Mitch McConnell and the Republican Senate majority have ignored dozens of important bills passed by the House since Democrats took control of the lower chamber in the 2018 midterms. These include the Violence Against Women Reauthorization Act of 2019, the Equality Act, the Paycheck Fairness Act, the Bipartisan Background Checks Act of 2019, among others. If a Democrat wins the White House, the party will need to pick up three seats to win the majority. If President Trump is re-elected, they will need to pick up four seats.
Even though Republicans are defending 23 seats compared to the Democrats’ 12, gaining control of the upper chamber will be a tall order for Democrats. Key states include Arizona, Colorado, Alabama, Iowa, Georgia, North Carolina and Maine.

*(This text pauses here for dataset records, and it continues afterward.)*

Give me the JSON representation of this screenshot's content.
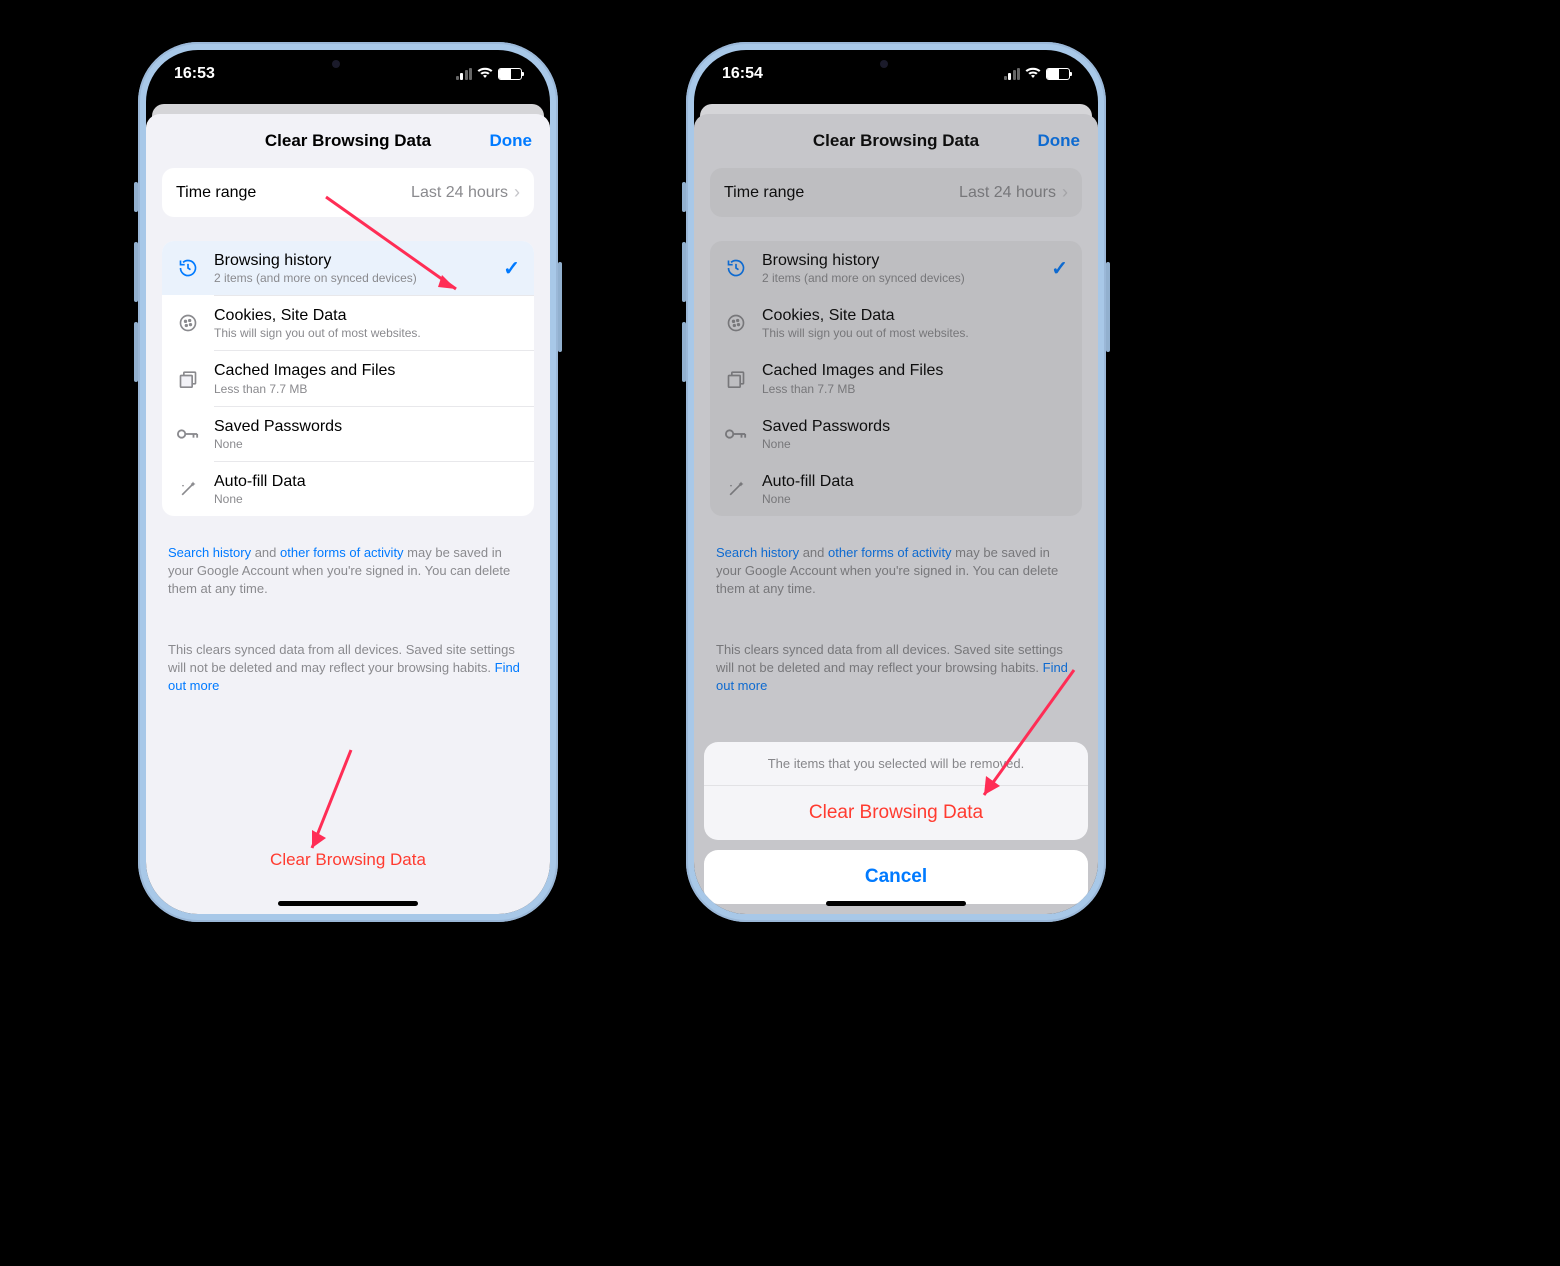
{
  "phone1": {
    "status_time": "16:53",
    "header": {
      "title": "Clear Browsing Data",
      "done": "Done"
    },
    "time_range": {
      "label": "Time range",
      "value": "Last 24 hours"
    },
    "items": [
      {
        "icon": "history-icon",
        "title": "Browsing history",
        "subtitle": "2 items (and more on synced devices)",
        "checked": true
      },
      {
        "icon": "cookie-icon",
        "title": "Cookies, Site Data",
        "subtitle": "This will sign you out of most websites.",
        "checked": false
      },
      {
        "icon": "image-icon",
        "title": "Cached Images and Files",
        "subtitle": "Less than 7.7 MB",
        "checked": false
      },
      {
        "icon": "key-icon",
        "title": "Saved Passwords",
        "subtitle": "None",
        "checked": false
      },
      {
        "icon": "wand-icon",
        "title": "Auto-fill Data",
        "subtitle": "None",
        "checked": false
      }
    ],
    "footer1": {
      "link1": "Search history",
      "mid1": " and ",
      "link2": "other forms of activity",
      "rest": " may be saved in your Google Account when you're signed in. You can delete them at any time."
    },
    "footer2": {
      "text": "This clears synced data from all devices. Saved site settings will not be deleted and may reflect your browsing habits. ",
      "link": "Find out more"
    },
    "clear_button": "Clear Browsing Data"
  },
  "phone2": {
    "status_time": "16:54",
    "header": {
      "title": "Clear Browsing Data",
      "done": "Done"
    },
    "time_range": {
      "label": "Time range",
      "value": "Last 24 hours"
    },
    "items": [
      {
        "icon": "history-icon",
        "title": "Browsing history",
        "subtitle": "2 items (and more on synced devices)",
        "checked": true
      },
      {
        "icon": "cookie-icon",
        "title": "Cookies, Site Data",
        "subtitle": "This will sign you out of most websites.",
        "checked": false
      },
      {
        "icon": "image-icon",
        "title": "Cached Images and Files",
        "subtitle": "Less than 7.7 MB",
        "checked": false
      },
      {
        "icon": "key-icon",
        "title": "Saved Passwords",
        "subtitle": "None",
        "checked": false
      },
      {
        "icon": "wand-icon",
        "title": "Auto-fill Data",
        "subtitle": "None",
        "checked": false
      }
    ],
    "footer1": {
      "link1": "Search history",
      "mid1": " and ",
      "link2": "other forms of activity",
      "rest": " may be saved in your Google Account when you're signed in. You can delete them at any time."
    },
    "footer2": {
      "text": "This clears synced data from all devices. Saved site settings will not be deleted and may reflect your browsing habits. ",
      "link": "Find out more"
    },
    "action_sheet": {
      "message": "The items that you selected will be removed.",
      "destructive": "Clear Browsing Data",
      "cancel": "Cancel"
    }
  },
  "icons": {
    "history-icon": "↺",
    "cookie-icon": "🍪",
    "image-icon": "▢",
    "key-icon": "⚿",
    "wand-icon": "✨"
  }
}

The Democrats winning the House majority in 2020will also be on the line. In 2018, after two years of a Republican trifecta in Washington, the Democrats successfully put a check on Trump’s power. While this was a big win, it was only one step in the Democrats’ post-2016 rebuilding process. If the party wants to accomplish its agenda, it will have to keep control here, too.
After the 2020 elections, the Democrats will want to be able to get things done. In order to fulfill their policy promises, get their chosen court appointments confirmed and rebuild a nation greatly damaged by the current president, a Democratic Congress will be necessary.
The sprawling 2020 Democratic presidential primary field will soon wind down to a few contenders who are able to catch fire in the debates, attract the attention of early state voters and continue to fundraise enough to grow their staff. We have already seen lower tier candidates, including former Colorado Governor John Hickenlooper, drop out of the race in favor of a candidacy for the Senate. His decision to prioritize his state’s welfare over his own ego is admirable and should be an example for the other candidates who will inevitably meet a similar fate.
Let’s not forget the state-level races that will end up determining the outcome of the 2020 redistricting process. Across the country, in states like Florida, voters will select new state legislators that will have the power to redraw district lines following the 2020 census. Partisan gerrymandering has real consequences. For Democrats, winning majorities in state legislatures will be critical to the party’s prospects over the next decade.
Here in Florida, we have a lot of say when it comes to the country’s future. Our state is famous (some would say notorious) for its political influence in presidential campaigns. Those of us who are able to vote in Florida have a duty to not only vote but to make informed selections up and down the ballot. 2020 is about more than just defeating Trump, it’s about taking steps towards sustainable change.
Ben Lima is a UF political science senior.